Gottfried cites the Italian historian Augusto del Noce, who in 1977 detected totalitarianism in the ‘scientific’ management of society, the discrediting of traditional authority and the progress of a secular managerialism which attempted to re-code human nature itself. Behind this lay a ‘war against all forms of knowing that are not deemed as scientific’. That, however negated science and reason by turning them into the instruments of ideology. Science was thereby reduced to superstition or a ‘certification wrapped in a mystery’ and attached to a group of privileged power-bearers. The natural course in mass democracy, he wrote, was ‘a process that begins with the loss of the Greek discovery of morality and ends with the negation of philosophic reason and the persecution of dissidents’.

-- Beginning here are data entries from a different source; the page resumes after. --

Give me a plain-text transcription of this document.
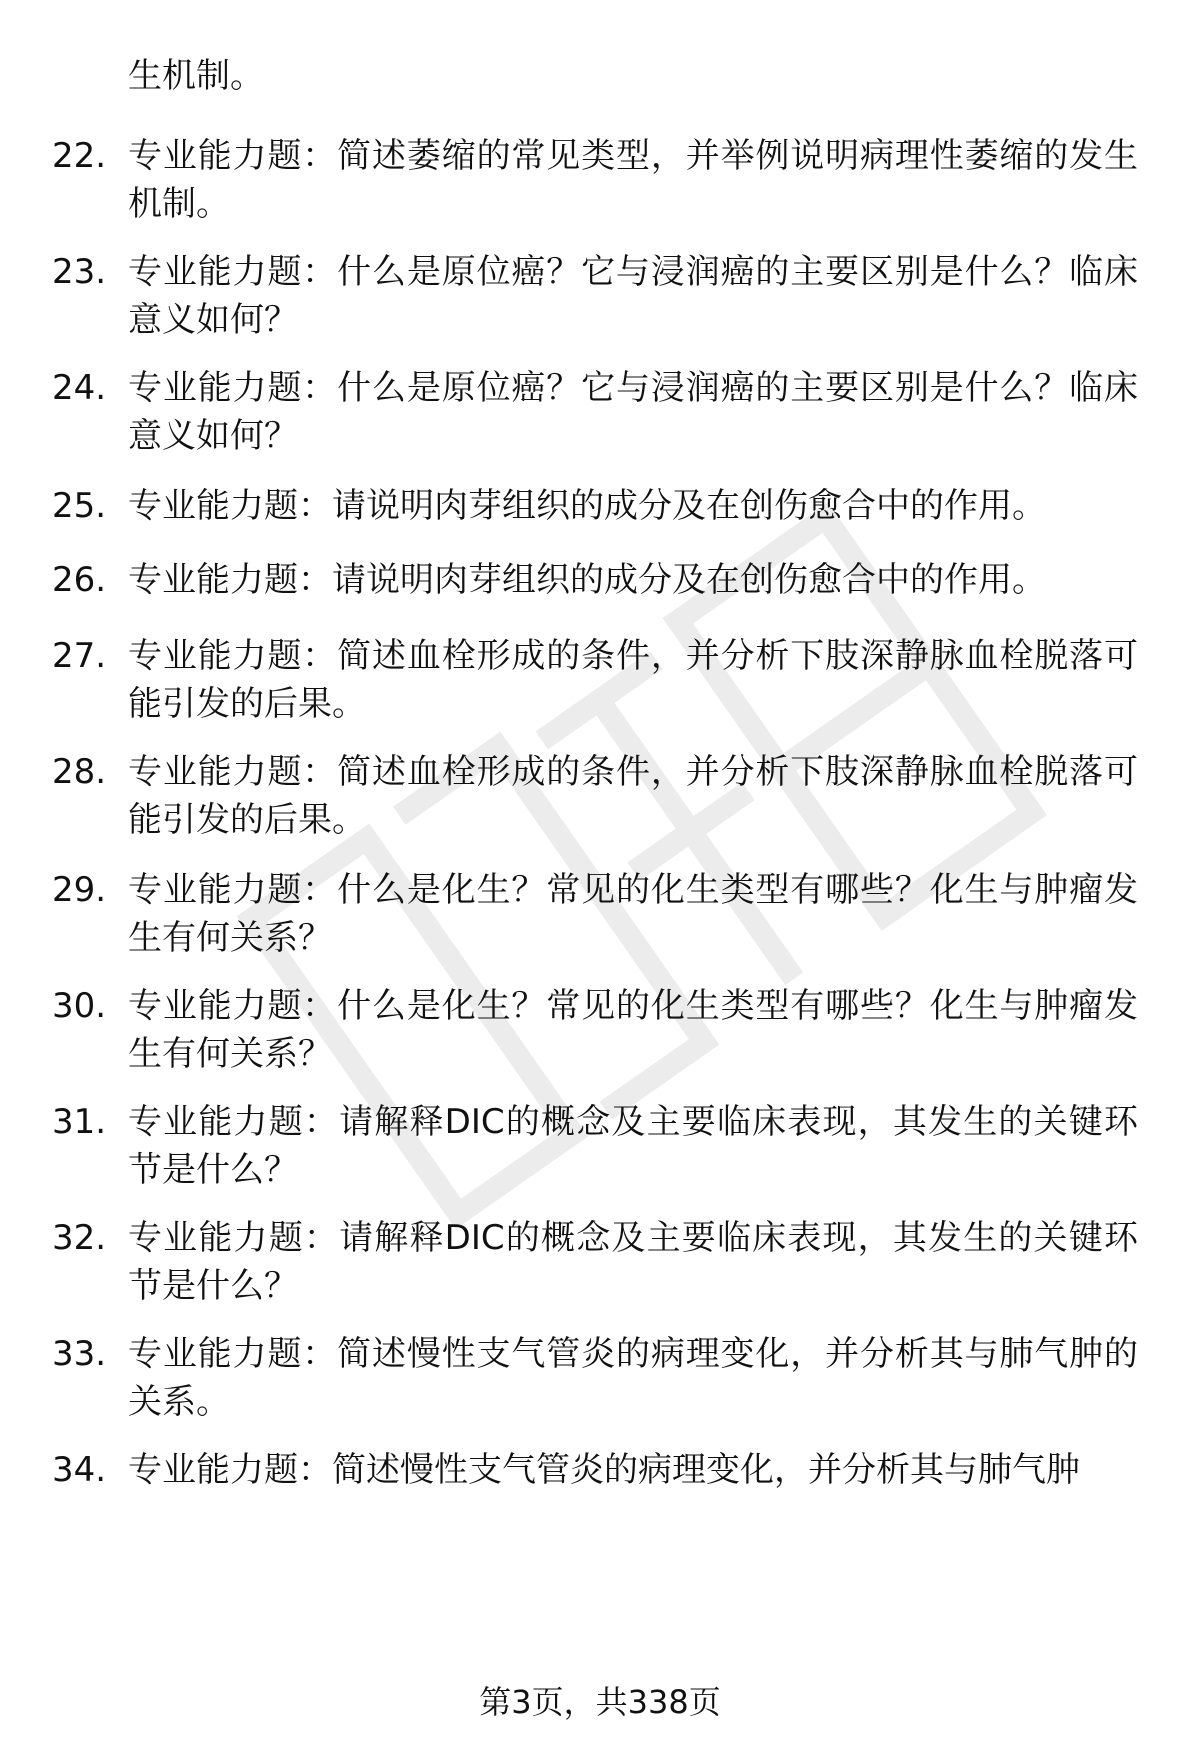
生机制。
22. 专业能力题：简述萎缩的常见类型，并举例说明病理性萎缩的发生机制。
23. 专业能力题：什么是原位癌？它与浸润癌的主要区别是什么？临床意义如何？
24. 专业能力题：什么是原位癌？它与浸润癌的主要区别是什么？临床意义如何？
25. 专业能力题：请说明肉芽组织的成分及在创伤愈合中的作用。
26. 专业能力题：请说明肉芽组织的成分及在创伤愈合中的作用。
27. 专业能力题：简述血栓形成的条件，并分析下肢深静脉血栓脱落可能引发的后果。
28. 专业能力题：简述血栓形成的条件，并分析下肢深静脉血栓脱落可能引发的后果。
29. 专业能力题：什么是化生？常见的化生类型有哪些？化生与肿瘤发生有何关系？
30. 专业能力题：什么是化生？常见的化生类型有哪些？化生与肿瘤发生有何关系？
31. 专业能力题：请解释DIC的概念及主要临床表现，其发生的关键环节是什么？
32. 专业能力题：请解释DIC的概念及主要临床表现，其发生的关键环节是什么？
33. 专业能力题：简述慢性支气管炎的病理变化，并分析其与肺气肿的关系。
34. 专业能力题：简述慢性支气管炎的病理变化，并分析其与肺气肿
第3页，共338页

Gottfried says this scientific totalitarianism has been superseded by a new ‘soft totalitarianism’ of social guilt and victim-culture, grounded at least partly in religious sentiment. Hurtful thoughts and insensitive communications are brought relentlessly under surveillance, but such strong-arm tactics are masked by turning bullying into effusive caring or outbursts against prejudice.

He observes: ‘Thus the muzzling of dissent becomes a proactive step in combating bigotry, while in Europe the jailing of those who present the past inappropriately is justified as an attempt to curb “hate”. Inconvenient facts are suppressed or wilfully and proudly distorted as acts of inclusiveness, while those who provide empirical verification for “hurtful” opinions in Canada and Europe suffer grave legal consequences as part of their “resocialisation”.’

It might be described as the totalitarianism of virtue – or yet another tribute to Rousseau in ‘forcing people to be free’. Meanwhile, modernity itself appears in certain respects to have been put into reverse. Family life is now deeply disordered. In Britain, the protection for young girls against sexual abuse enshrined in the lega age of consent to sexual intercourse – a measure which was considered a progressive and humane act when introduced by the Victorians – is now viewed as an affront to the right of children under 16 to have sex.

Similarly, while the huge reduction in rates of illegitimacy was considered a triumph of enlightened progress in the late 19th century, the very concept of illegitimacy has now been abolished in the interests of the ‘right’ of every girl and woman to bring a fatherless child into the world. Respect for the innate value of every human life has been abolished and replaced by the calculus of utility, robbing of their elementary protection both those who have yet to begin life and those who are approaching its end. Education leaves young people in ignorance, unable to distinguish between fact and the propaganda and with their capacity for reasoning dulled by repeated spoon-feeding and a tick-box approach that rewards mediocrity and conformity.

Not only is the west loosening its own grip on reason and modernity, but it is also failing to hold the line against those who are waging an explicit war against them from without. Instead of fighting off the encroachment of Islamic obscurantism — part of the Islamist onslaught aimed at conquering the free world for Islam — the west is embracing it as if it has a cultural death wish.

In part, this is the misguided realpolitik of appeasement; but more deeply, it is once again the complete loss of moral and cultural bearings through multiculturalism and ‘victim culture’, along with the acting out of collective western guilt as an act of expiation to bring about peace on earth – as a result of which truth and justice are turned on their heads.